Thu | Jul 29, 2021

‘King David’ a musical delight

Published:Tuesday | May 12, 2015 | 12:00 AMMarcia Rowe
A villager and his sheep
Absalom (Chevaughn Clayton) enjoys the company of his father's (King David) concubines.
King David (Wynton Williams) speaks to Uriah (Nicholas Clarke).
Saul (Hugh Douse) crowns David (Wynton Williams).
Bathsheba (Geramie Yson) and King David (Wynton Williams).

With amazing lyrics, fantastic musical arrangements and wonderful singing, Father Ho Lung and Friends lifted the story of King David from the pages of the Bible and placed it on the open stage of the National Arena in Kingston. The mixed-style production saw the musical elements being enriched with fine acting, lively coloured costumes, pleasing lights, a towering set, and bold directorial decisions. This was the scenario on Sunday, the second of two performances.

In the Father Richard Ho Lung-penned script for King David, David comes to the party in Scene Three. The scene reveals the young shepherd boy (AndrÈ Shepherd) singing as he tends to his sheep. His battle with a bear that attacks his herd is witnessed by young Jonathan (Chavon Rogers), son of King Saul (Hugh Douse) of Israel. The encounter leads to David's introduction to Saul, his destruction of Goliath (Allan Lewis), and his eventual usurp as the King of Israel.

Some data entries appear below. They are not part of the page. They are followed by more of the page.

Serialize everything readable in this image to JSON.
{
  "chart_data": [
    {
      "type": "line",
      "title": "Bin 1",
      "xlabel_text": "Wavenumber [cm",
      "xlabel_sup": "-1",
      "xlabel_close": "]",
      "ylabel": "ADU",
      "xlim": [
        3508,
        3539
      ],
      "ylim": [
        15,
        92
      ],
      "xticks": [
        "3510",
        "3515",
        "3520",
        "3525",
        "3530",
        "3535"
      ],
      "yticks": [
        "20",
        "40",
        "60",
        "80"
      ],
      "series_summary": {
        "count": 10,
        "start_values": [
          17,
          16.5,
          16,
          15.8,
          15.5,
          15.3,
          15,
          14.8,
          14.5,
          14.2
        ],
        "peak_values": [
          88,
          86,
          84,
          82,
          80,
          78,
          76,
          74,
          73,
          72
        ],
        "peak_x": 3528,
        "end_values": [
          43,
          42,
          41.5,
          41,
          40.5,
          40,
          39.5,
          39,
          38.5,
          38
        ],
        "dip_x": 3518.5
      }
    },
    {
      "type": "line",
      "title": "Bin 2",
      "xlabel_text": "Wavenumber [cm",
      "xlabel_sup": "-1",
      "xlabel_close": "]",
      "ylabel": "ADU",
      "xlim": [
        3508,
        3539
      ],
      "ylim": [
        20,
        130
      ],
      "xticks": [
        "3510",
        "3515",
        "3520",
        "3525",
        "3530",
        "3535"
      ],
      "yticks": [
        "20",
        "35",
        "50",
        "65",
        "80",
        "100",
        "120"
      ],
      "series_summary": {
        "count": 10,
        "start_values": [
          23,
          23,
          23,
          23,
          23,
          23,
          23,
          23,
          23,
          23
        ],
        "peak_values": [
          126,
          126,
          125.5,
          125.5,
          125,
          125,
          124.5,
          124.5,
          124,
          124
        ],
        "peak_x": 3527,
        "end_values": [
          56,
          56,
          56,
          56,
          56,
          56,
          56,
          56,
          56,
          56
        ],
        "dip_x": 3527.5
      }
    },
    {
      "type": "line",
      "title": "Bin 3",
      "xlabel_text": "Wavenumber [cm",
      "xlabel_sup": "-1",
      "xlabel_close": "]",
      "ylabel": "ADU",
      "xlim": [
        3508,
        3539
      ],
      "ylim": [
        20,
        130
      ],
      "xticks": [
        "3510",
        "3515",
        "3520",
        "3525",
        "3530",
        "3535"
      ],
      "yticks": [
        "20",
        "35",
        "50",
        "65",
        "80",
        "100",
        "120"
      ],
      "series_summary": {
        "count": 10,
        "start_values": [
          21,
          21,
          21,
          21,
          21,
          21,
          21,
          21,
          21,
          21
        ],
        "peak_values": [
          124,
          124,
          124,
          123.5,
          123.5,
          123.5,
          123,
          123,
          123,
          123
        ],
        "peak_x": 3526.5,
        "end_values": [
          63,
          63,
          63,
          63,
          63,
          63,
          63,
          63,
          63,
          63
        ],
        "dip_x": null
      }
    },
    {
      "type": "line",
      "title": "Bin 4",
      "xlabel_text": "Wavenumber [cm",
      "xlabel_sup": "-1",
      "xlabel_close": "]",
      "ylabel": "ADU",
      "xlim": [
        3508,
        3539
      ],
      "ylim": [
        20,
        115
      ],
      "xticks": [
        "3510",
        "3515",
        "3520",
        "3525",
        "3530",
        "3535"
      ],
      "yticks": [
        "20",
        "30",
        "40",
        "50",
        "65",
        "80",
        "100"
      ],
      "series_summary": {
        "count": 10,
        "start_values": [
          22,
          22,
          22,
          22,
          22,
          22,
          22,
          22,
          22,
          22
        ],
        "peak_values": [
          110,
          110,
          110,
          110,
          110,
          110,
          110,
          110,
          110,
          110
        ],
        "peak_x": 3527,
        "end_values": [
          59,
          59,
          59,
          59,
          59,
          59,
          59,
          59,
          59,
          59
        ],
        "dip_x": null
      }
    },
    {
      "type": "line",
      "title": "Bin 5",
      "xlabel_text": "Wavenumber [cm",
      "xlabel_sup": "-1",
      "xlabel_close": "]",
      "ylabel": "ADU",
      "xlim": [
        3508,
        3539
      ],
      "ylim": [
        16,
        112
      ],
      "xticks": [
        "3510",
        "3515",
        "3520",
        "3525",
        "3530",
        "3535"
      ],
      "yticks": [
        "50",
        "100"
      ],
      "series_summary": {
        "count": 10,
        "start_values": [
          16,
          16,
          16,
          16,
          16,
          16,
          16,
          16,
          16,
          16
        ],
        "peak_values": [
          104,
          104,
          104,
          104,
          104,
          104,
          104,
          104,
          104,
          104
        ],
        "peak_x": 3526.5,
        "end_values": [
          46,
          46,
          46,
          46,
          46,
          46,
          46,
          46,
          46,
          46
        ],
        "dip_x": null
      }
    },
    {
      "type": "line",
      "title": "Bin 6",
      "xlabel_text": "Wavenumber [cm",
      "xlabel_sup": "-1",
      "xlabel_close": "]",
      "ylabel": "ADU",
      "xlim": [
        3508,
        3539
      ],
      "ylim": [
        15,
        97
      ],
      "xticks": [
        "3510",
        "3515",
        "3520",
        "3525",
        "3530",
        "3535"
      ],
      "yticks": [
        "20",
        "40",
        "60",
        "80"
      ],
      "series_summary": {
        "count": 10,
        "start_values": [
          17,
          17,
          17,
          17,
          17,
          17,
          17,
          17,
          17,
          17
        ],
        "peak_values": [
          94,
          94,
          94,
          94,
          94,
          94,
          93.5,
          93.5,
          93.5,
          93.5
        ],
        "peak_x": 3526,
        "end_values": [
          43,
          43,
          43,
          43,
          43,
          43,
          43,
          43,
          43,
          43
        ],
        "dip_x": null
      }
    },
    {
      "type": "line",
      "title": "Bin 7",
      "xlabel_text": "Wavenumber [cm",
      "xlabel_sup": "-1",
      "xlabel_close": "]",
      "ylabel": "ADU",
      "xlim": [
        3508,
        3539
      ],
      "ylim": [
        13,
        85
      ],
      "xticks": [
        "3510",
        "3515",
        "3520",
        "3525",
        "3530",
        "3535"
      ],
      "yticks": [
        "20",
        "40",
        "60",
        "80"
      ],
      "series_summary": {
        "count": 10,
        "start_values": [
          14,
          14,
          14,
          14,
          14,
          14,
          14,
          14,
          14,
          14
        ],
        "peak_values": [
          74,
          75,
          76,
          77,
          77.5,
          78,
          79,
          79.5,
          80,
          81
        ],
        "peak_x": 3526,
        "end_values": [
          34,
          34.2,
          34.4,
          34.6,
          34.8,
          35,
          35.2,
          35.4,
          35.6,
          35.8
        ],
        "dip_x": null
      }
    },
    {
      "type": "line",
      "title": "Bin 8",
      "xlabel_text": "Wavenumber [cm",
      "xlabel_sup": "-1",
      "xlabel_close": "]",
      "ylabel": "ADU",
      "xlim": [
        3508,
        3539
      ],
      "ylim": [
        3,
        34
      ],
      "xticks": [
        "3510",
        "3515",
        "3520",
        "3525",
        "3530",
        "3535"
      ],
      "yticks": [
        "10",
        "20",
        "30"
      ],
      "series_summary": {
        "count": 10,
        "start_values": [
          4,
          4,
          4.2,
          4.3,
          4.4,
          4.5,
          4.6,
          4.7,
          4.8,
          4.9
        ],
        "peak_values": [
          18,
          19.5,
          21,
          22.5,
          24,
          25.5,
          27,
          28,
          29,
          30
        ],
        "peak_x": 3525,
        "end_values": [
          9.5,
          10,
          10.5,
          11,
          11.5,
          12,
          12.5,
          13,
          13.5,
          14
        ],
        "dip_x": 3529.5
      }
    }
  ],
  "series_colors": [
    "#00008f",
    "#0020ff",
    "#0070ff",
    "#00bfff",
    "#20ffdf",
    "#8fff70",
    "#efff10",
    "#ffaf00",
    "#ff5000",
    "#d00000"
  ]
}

Thereafter, the three-act plot continued to untangle with dramatic twists. An older King David (Wynton Williams), donning his battle gear, celebrates with his people on the street when the Ark of the Covenant is brought to Israel, and demonstrates his love for the poor by joining a group of country people in building an assembly hall. These associations with commoners did not go well with his wife Michal (Caryl Constantine) and son Absalom (Chevaughn Clayton). Both mother and son try to unseat David from the throne and experience dire consequences.

But while David's piety and humility are sincere traits, he is also ignoble. His actions lead to his near suicide. Subsequently, the man chosen by God is forgiven and is commanded to go and build His Kingdom.

Ho Lung's epic musical examines unconditional love for God and humanity, while showing the ugly side of infidelity, but there is hope in knowing that with forgiveness comes redemption. The language of the play is standard English with traces of dialect. It gives an account of David's life with poetic liberty in some scenes, as is the case of the name of one of the characters.




The acting was commendable as the very large cast of actors, singers, and dancers gave commanding performances. However, one of the defining elements of the production was the powerful singing by the cast. The songs were arranged to different genres of music. And with guidance by musical director Wynton Williams, the cast rendered each song with the right dynamism and blend of harmony. So were the dancers who delivered Clayton Giddern and Paula Shaw's choreography. Not only did the dancers complement the singers, but the dances reflected the inner thoughts of the characters.

The acting by the principals is also worth mentioning. Williams, who played the character of David for a substantial part of the play, seemed to have had a clear insight of his role. David is a character of contradiction, and Williams' portrayal of the various emotional states of the character was well defined. From David's grief of losing his best friend, wife and son to the joy of being with Bathsheba (Geramie Yson), Williams was believable in his speaking and singing.

It was also convincing acting from Jacinth Wright. She not only seemed to have understood and executed the role of Cassandra as the voice of reason, but was very consistent with her hunched back throughout. Good job also from Constantine, Yson, Douse, Clayton and Craig Walters as Nathan.




Director Greg Thames and his assistant Alwyn Bully moved the large cast with some ease. They put to effective use, the length and breadth of the stage, including levels, as well as the area just in front of the audience. Likewise, their decisions to have live animals onstage for a non-realistic play provided some comic relief, especially when the animal relieved itself on the stage. However, they may want to review the constant movement of pieces of the set by the crew during some scenes, as well as ensure that the actors use the open stance so as to not hide their facial expressions and actions.

Plays produced by Father Ho Lung and Friends are known for their astounding spectacle in lights, costumes, set and special effects. But in these areas, King David has fallen a bit short. While the sound quality remained of high standard, there was not much of a wow factor in the special effects. The P.J. Stewart-designed set captured the period in colours and gave the Middle East feeling; and the various heights and shaped ramps were functional, too. But there were far too many shifting around of pieces to create the different settings. The costumes, however, were appropriate for the style and period of the play as well as the status of the characters. Likewise, lighting by Robin Baston also transitioned smoothly and were effectively integrated into the play.

Overall, King David is a splendid production and should be seen and enjoyed by the entire family.